Posted August 19, 2021 by Virginia Davidson

documenting fundraising procedures

Documenting your fundraising procedures might seem like a tedious undertaking. But its value to your organization’s mission and future sustainability should not be overlooked. Here are tips for documenting procedures that will be useful and helpful to you, to colleagues, and to future staff down the road.

Fundraising Procedure Tip #1:  Document the “why”

Do create documentation that explains the “why” behind your organization’s use of your database. This ensures that any new employee (or even you when you’re feeling overwhelmed) has a clear understanding of why these procedures matter.

Don’t re-create the resources of your donor management system. If you’re using a donor management system like Little Green Light, your software platform likely has a robust knowledge base of instructions. These articles are updated regularly and provide guidance on things like how to enter a gift or generate a mailing.

Example

In your documentation, explain that:

  • Your organization’s year-end appeal is active from October through December 31 each year
  • You solicit donors who’ve given in the past five years, event attendees over the past fiscal year, and non-donors who’ve been added to the database in the past three years
  • When a gift comes in from someone who was solicited, you code the gift record to that appeal so that you can report on how many constituents donated and how much was raised by this effort
    • Keep in mind: If gifts aren’t coded as described, it won’t be possible to accurately report on your appeal

Fundraising Procedure Tip #2: Update your documentation on a regular basis

Do update your documentation on an ongoing basis, recognizing that it’s an active document that is never fully finished.

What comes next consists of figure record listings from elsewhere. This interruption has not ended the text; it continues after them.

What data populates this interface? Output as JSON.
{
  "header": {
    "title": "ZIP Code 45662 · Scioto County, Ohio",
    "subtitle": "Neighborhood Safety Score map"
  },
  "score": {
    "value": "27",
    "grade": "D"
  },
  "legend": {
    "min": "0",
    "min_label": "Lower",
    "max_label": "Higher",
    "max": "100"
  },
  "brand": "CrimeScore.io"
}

Don’t carve out a week to create documentation but then forget to make a habit of referring to it.

Example

Your documentation will be most relevant and useful if you create it in smaller sections while going through the procedures you’re describing. This method also ensures that the documentation will be created rather than remaining on a to-do list for “someday,” and also that it won’t be stagnant or outdated. Expect to update it regularly.

Fundraising Procedure Tip #3: Answer questions as they arise in your documentation

Do recognize that documenting your procedures may prompt questions.

Don’t avoid getting and recording the answers in the documentation.

Example

As you document procedures, you may wonder why things are done in a certain manner. Or, it may occur to you that there’s a more efficient way to handle things. Don’t gloss over these thoughts. Check with coworkers and take the time to consider if your organization wants to modify certain procedures.

Fundraising Documentation Tip #4: Ensure the documentation is accessible to all

Do store this document so it’s easily accessible.

Don’t assume it will be used only by you or by a future employee.

Example

If you’re unexpectedly out sick for a period of time or depart the organization, it will be important for other employees to be able to access and use this document. Remember, documented procedures are most useful as a living document that will be updated and used frequently. That can’t happen if no one knows it exists or how to find it.

Conclusion

Documenting your procedures and keeping them updated requires commitment, but the payoff is high in terms of how it can improve your operation overall, over time. Create and update your procedures on an ongoing basis, and you’ll be building a valuable and lasting resource for your organization. This process also provides an opportunity to regularly reflect on your procedures and continually improve them over time.